The stable rating outlook reflects Moody's expectation that ClubCorp will be able to maintain its membership base and stable operating performance over the intermediate term. Moody's also expects the company to utilize excess cash flow to deleverage over the next few years. In addition, the stable rating outlook incorporates Moody's expectation that ClubCorp will maintain a very good liquidity profile and that it will exercise a conservative financial policy with respect to dividends, share repurchases and acquisitions.

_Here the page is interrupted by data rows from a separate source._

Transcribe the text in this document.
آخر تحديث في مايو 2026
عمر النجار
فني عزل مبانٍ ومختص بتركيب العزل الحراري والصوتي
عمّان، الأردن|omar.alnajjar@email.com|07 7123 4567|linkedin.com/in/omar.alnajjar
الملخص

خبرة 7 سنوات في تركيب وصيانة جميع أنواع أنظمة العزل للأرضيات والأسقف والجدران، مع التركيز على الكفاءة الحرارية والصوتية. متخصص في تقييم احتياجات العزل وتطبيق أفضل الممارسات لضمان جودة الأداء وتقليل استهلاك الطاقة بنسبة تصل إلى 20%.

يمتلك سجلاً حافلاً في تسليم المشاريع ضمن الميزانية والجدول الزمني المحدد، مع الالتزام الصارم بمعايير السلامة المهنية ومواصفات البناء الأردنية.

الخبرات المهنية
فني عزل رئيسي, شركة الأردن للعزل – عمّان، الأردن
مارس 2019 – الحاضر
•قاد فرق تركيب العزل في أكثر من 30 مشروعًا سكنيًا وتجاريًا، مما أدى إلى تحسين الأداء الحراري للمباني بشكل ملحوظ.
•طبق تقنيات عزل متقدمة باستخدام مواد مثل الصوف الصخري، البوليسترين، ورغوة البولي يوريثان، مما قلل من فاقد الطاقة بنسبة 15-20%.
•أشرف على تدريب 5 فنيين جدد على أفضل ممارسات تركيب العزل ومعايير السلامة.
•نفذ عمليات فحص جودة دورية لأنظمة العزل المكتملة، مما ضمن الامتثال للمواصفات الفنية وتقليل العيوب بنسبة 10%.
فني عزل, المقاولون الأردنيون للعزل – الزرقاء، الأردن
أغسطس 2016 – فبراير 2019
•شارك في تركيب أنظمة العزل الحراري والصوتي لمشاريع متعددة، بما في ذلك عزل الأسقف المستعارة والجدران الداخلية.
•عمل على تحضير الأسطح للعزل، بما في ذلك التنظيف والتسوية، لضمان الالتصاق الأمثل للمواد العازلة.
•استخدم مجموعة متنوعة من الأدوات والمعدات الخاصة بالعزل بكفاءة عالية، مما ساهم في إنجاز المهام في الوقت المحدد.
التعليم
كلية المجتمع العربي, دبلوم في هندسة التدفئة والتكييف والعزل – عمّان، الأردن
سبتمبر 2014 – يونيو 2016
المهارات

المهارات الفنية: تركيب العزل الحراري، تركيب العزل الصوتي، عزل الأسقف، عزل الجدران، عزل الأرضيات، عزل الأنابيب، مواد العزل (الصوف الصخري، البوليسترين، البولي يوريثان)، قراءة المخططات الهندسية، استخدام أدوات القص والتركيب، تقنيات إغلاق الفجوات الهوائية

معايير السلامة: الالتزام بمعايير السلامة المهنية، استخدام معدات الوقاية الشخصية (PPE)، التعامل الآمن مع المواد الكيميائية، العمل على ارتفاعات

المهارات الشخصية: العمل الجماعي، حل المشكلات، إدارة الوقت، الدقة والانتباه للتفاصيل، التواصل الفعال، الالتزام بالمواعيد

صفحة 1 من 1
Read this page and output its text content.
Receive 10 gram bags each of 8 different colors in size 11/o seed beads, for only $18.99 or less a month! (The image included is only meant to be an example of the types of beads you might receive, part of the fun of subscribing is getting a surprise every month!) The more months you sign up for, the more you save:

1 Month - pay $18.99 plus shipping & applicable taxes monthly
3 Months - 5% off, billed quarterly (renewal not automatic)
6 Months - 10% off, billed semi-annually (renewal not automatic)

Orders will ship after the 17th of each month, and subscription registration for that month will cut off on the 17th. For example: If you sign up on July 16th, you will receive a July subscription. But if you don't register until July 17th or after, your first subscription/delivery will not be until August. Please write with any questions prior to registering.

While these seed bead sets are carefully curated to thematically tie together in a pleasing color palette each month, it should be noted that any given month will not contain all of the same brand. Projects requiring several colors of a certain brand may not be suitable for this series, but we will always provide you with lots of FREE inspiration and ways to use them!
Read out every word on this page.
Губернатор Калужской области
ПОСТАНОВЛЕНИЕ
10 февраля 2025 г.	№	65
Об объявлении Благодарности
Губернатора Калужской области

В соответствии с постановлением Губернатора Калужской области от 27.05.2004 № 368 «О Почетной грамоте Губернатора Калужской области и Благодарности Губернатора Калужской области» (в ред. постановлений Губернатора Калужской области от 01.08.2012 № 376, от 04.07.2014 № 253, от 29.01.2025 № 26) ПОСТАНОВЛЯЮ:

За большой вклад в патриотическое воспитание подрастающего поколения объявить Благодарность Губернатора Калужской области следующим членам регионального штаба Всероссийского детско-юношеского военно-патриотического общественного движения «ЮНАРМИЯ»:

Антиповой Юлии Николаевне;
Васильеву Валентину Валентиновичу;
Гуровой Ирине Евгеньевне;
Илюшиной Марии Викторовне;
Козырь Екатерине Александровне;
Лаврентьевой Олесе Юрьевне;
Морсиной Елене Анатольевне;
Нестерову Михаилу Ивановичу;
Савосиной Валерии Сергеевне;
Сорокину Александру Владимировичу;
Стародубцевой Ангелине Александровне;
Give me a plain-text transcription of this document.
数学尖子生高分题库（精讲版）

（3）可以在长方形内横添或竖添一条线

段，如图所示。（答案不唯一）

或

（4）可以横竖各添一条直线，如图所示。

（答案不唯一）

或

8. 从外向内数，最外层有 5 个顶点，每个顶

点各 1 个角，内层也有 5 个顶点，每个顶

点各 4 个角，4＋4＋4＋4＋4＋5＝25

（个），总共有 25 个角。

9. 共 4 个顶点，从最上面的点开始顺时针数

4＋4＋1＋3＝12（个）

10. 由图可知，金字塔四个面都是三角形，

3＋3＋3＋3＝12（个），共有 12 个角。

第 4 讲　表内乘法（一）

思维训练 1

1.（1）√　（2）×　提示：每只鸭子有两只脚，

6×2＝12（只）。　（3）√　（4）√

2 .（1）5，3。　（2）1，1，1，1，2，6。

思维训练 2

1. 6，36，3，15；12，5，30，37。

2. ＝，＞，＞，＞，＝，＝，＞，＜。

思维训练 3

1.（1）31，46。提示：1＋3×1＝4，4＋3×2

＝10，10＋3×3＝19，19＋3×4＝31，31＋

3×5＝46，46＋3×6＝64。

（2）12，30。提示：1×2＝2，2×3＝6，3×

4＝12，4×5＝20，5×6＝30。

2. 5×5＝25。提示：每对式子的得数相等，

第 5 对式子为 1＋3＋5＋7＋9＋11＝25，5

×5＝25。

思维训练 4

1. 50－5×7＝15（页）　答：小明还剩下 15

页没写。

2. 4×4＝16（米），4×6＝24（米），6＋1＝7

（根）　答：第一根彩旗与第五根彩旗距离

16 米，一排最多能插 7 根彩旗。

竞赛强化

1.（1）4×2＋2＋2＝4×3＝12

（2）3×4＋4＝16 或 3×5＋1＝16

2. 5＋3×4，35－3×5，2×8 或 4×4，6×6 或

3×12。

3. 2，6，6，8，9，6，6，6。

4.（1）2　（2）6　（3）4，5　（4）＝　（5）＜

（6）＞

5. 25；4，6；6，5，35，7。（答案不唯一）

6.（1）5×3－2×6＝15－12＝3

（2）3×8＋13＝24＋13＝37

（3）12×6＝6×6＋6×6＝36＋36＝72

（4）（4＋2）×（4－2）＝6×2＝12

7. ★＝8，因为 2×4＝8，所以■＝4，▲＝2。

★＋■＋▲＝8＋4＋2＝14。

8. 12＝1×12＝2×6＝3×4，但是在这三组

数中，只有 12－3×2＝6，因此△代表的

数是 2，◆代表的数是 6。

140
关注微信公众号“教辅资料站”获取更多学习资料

A ratings upgrade is unlikely in the near term given ClubCorp's size (based on total revenues) and geographic concentration. Over the intermediate term, a substantial expansion of the membership base and geographic diversification, accompanied by Moody's adjusted debt-to-EBITDA sustained below 4.0 times and EBITA-to-cash interest expense above 3.0 times could lead to an upgrade. Alternatively, ratings could be downgraded if ClubCorp's leverage as measured by Moody's adjusted debt-to-EBITDA approaches 5.5 times, or EBITA-to-cash interest expense approaches 1.25 times. Ratings could also be downgraded if liquidity deteriorates for any reason, if the company undertakes sizeable debt-financed acquisitions, or if management initiates more aggressive policies with respect to dividends and share repurchases.

The principal methodology used in these ratings was Business and Consumer Service Industry published in December 2014. Please see the Credit Policy page on www.moodys.com for a copy of this methodology.